5. Take a page from Calvin Coolidge and don't do anything else. 


Joined
Aug '10
Anneke9

I admit that I have not read the entire piece of legislation.  I work for a major university in an IP support function.  I also belong to the Association of University Technology Managers (AUTM).  Both my university and AUTM support the America Invents Act, specifically the First-to-File vs. First-to-Invent provision.  We spend an inordinate amount of time and money copying and verifying lab notes and documenting inventions.  The only reason we do this is the current First-to-Invent rule.  I would think that First-to-File would benefit small start-ups as much as it would large organizations.  The key is education and making sure that your organization's management knows the law regarding materials transfers, invention disclosures and patents.  Where am I wrong?  Do you have objections to other provisions in the legislation?

Ecdysis
Joined
Jun '11
John Billings

I would disagree that the First-to-File system would be advantageous to both small start-ups and big corps. Big corporations will be lying in wait to file an extremely broad provisional patent before the small start-up firm has the chance to assemble their own. While producing detailed verification to prove inventorship may be costly, it would be more costly not to have the patent at all.
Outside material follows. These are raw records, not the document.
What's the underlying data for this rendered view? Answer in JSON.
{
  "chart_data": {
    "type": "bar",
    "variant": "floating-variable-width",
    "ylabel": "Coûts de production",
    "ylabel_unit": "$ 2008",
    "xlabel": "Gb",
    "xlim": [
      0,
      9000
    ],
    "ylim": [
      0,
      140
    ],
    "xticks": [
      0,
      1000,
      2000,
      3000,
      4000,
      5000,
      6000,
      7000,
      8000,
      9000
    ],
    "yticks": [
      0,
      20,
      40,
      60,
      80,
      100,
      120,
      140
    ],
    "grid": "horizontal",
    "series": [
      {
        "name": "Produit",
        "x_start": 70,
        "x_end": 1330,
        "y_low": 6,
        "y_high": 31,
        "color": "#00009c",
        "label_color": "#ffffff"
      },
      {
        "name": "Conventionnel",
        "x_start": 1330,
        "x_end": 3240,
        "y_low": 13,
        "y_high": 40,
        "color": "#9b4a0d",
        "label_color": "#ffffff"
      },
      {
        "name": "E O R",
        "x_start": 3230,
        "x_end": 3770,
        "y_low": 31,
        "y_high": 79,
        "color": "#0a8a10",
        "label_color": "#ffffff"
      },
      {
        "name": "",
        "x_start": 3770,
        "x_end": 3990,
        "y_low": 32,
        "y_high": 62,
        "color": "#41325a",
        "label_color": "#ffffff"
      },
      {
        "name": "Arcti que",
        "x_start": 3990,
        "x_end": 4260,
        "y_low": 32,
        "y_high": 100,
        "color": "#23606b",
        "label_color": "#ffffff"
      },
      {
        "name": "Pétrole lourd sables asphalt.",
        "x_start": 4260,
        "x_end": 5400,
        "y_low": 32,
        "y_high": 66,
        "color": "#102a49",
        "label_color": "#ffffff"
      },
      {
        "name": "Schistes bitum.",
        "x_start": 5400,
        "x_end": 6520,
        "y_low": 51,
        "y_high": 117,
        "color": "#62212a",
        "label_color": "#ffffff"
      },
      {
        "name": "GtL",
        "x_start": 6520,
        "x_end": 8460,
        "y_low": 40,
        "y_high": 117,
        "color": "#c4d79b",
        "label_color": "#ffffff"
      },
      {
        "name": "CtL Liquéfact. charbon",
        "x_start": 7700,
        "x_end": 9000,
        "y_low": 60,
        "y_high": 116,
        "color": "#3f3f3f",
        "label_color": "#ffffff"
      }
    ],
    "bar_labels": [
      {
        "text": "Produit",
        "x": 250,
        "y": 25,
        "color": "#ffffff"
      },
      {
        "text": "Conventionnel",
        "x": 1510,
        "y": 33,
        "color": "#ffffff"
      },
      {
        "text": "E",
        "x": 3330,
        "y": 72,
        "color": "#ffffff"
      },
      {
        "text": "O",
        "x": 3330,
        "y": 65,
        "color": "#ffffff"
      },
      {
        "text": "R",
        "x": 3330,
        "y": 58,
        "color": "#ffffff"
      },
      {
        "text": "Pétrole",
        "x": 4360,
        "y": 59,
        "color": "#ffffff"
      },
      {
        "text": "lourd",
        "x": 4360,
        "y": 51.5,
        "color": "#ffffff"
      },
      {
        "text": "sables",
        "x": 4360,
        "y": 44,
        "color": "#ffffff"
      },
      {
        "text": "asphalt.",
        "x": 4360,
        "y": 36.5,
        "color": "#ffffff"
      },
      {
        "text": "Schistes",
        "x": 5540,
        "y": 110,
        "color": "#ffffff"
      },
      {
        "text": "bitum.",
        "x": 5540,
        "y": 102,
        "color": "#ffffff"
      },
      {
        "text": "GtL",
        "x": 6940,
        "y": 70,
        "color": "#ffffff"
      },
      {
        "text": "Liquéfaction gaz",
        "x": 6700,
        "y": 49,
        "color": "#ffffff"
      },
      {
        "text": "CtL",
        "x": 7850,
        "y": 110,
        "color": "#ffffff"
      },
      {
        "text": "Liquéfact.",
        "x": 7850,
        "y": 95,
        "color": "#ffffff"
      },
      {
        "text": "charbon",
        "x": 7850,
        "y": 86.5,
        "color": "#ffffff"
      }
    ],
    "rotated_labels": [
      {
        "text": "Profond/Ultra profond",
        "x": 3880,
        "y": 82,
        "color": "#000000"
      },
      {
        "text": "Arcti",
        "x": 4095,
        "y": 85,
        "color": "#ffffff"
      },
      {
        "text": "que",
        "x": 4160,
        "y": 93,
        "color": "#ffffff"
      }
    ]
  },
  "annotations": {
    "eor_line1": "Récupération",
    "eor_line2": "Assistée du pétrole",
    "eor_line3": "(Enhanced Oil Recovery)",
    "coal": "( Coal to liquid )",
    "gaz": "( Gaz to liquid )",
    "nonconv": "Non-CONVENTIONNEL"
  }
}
Also, with a race to the patent office, firms will not take the time to draft narrowly tailored, accurate patents. The influx of sloppy patent applications will slow down the already backlogged patent office. 
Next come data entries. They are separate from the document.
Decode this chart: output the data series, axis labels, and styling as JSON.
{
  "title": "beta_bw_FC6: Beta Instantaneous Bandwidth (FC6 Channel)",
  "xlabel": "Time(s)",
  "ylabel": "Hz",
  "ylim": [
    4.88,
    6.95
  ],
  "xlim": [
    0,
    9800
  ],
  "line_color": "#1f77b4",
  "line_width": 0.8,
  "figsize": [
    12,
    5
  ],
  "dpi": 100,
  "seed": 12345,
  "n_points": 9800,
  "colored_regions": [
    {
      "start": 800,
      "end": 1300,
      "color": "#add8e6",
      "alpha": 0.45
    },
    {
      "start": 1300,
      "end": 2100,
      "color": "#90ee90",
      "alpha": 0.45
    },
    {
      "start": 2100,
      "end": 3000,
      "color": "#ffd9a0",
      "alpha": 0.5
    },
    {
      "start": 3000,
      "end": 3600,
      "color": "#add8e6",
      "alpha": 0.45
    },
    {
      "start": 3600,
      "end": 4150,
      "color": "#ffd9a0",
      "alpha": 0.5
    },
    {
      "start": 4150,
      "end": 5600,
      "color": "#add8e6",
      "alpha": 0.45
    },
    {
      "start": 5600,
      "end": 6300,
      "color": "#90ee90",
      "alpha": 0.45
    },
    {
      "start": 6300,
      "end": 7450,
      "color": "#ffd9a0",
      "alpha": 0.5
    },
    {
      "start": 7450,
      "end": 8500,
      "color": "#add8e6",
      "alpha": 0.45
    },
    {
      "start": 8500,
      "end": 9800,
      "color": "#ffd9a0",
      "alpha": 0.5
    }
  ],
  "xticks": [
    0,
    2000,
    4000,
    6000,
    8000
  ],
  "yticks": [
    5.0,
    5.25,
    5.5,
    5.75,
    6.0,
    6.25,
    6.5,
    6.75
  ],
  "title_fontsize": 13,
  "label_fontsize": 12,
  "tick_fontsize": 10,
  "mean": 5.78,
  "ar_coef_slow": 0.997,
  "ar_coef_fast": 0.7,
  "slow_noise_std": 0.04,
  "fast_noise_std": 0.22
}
Additionally, there is a constitutional issue with the first to file system, at least to an originalist. Congress is granted the power to issue patents in Art. I Sec. 8 "to promote the Progress of Science...by securing for limited Times to... Inventors the exclusive Right to their respective...Discoveries"

In 1787, an inventor was “one who produces something new; a devisor of something not known before." It would have been repetitious to say "first inventor" like some have suggested. Therefore, if Congress issues a patent to someone other than the inventor, it would be unconstitutional.